We currently distinguish between three areas of application:
- Generative AI: Automated content creation – from text to video – at high speed and quality.
- Decision Intelligence: Automated analyses that enable data-driven decisions – for example, for campaign optimisation or budget control.
- Agentic Systems: AI agents that independently perform tasks such as monitoring, reporting or controlling entire workflows.
A practical example: We are currently developing so-called content supply chains for several customers – in other words, AI-supported automation of classic production processes. Based on a journey framework, complete marketing campaigns and lead paths are created from delivered 3D data, which are then independently optimised by AI agents.
LÜNENDONK: How is the role of agencies changing in this context?
JENS-CHRISTIAN JENSEN: As an agency, we need to reinvent ourselves. As a digital agency, our mission has always been to rethink, improve and take our clients' businesses to the next level – not just in communications, but in marketing, sales and service.
We support our clients not only creatively, but also as consultants, enablers and implementers – all the way through to the development and operational implementation of complete marketing operating models. In this context, artificial intelligence is the logical next step: automating a digital transformation that was previously done manually.
We find working on operating models particularly exciting because it brings together strategic consulting, technological excellence, and operational responsibility. We not only develop target visions and process structures, but also take on parts of our clients' marketing, sales and service activities ourselves – with a clear goal in mind: better tools, smarter architectures, networked data rooms. And implementation that gets results.
A good example is our work for BMW: Together with the client, we developed a completely new agency model for the European marketing organisation. This model replaced the previous structures – with a clear focus on speed, quality and impact. We redefined processes, standardised them and made them scalable. Content can now be efficiently reused and centrally orchestrated. A shared data pool provides the basis for better decisions.
With AI, we take this model to the next level. On the one hand, through an agent framework that automates repetitive tasks in content production – and on the other hand, through decision AI that makes data explorable and supports marketers as a copilot.
We currently see the biggest efficiency gains in the area of content production: 3D data is used to create fully automated assets and campaigns along a journey framework – especially in the lower funnel. However, we are also increasingly implementing mid- and upperfunnel projects. The vision of an AI-powered, self-optimizing content supply chain is no longer a pipe dream for us, but a living reality.

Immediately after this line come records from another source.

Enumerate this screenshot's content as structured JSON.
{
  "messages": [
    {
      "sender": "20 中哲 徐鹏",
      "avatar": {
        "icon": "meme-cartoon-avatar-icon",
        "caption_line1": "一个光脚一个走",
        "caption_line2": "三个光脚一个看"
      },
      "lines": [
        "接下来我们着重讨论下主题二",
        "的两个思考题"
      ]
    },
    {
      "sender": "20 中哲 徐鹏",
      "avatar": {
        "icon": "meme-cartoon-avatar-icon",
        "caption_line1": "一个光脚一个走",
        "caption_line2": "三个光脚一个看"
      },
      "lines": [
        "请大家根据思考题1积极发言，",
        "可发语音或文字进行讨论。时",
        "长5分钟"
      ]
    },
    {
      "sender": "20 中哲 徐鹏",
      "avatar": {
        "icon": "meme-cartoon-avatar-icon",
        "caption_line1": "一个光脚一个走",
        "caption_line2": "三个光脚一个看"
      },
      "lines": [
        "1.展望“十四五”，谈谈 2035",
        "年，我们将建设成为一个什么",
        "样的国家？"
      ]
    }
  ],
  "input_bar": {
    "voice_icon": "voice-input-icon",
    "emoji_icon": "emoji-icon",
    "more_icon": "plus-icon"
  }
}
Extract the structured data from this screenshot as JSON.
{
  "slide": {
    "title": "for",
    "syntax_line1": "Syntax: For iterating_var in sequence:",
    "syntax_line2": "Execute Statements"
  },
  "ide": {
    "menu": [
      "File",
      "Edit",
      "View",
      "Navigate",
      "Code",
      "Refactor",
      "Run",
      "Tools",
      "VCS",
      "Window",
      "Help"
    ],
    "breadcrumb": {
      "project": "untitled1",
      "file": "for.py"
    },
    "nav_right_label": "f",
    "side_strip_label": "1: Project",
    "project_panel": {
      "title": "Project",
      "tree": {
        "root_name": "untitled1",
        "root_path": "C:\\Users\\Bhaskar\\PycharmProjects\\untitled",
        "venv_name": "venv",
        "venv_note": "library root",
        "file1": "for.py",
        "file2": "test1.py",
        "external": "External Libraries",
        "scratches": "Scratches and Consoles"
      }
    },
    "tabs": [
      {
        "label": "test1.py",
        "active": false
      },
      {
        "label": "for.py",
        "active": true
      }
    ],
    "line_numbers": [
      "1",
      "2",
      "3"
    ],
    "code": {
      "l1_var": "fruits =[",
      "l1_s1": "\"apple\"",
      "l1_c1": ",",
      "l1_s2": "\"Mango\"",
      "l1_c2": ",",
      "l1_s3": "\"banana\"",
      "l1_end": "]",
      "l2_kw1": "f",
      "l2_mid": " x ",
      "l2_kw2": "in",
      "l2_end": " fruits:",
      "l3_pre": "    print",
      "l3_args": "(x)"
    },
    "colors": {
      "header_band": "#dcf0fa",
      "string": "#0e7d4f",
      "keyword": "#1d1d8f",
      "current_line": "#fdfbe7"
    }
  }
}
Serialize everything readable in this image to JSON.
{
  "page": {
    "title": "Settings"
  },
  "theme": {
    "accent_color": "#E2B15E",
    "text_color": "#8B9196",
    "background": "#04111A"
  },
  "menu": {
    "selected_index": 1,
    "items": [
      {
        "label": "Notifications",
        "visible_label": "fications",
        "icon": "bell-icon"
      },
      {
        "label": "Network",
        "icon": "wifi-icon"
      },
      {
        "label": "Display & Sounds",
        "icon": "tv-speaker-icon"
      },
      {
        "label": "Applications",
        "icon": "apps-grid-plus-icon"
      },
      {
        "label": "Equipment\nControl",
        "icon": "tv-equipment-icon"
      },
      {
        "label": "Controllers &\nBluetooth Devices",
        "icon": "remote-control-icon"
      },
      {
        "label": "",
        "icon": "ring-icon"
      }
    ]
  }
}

For us, velocity is therefore not just a consulting topic, but also an implementation topic. And above all: a partnership topic.
LÜNENDONK: What advice would you give to companies that want to start using Velocity now?
JENS-CHRISTIAN JENSEN: Don't wait for the perfect strategy. Velocity doesn't come from PowerPoint, it comes from practice. The most important step is getting started. Empower small teams, try new decision-making processes, pilot modular technologies, and use data in new ways. We see time and time again that velocity is not the reward after transformation, it is the engine of transformation.
And the great thing is: The fundamentals are there. The question is not whether companies have talent, technology, and data. The question is how they combine them. Those who can do that have a real advantage.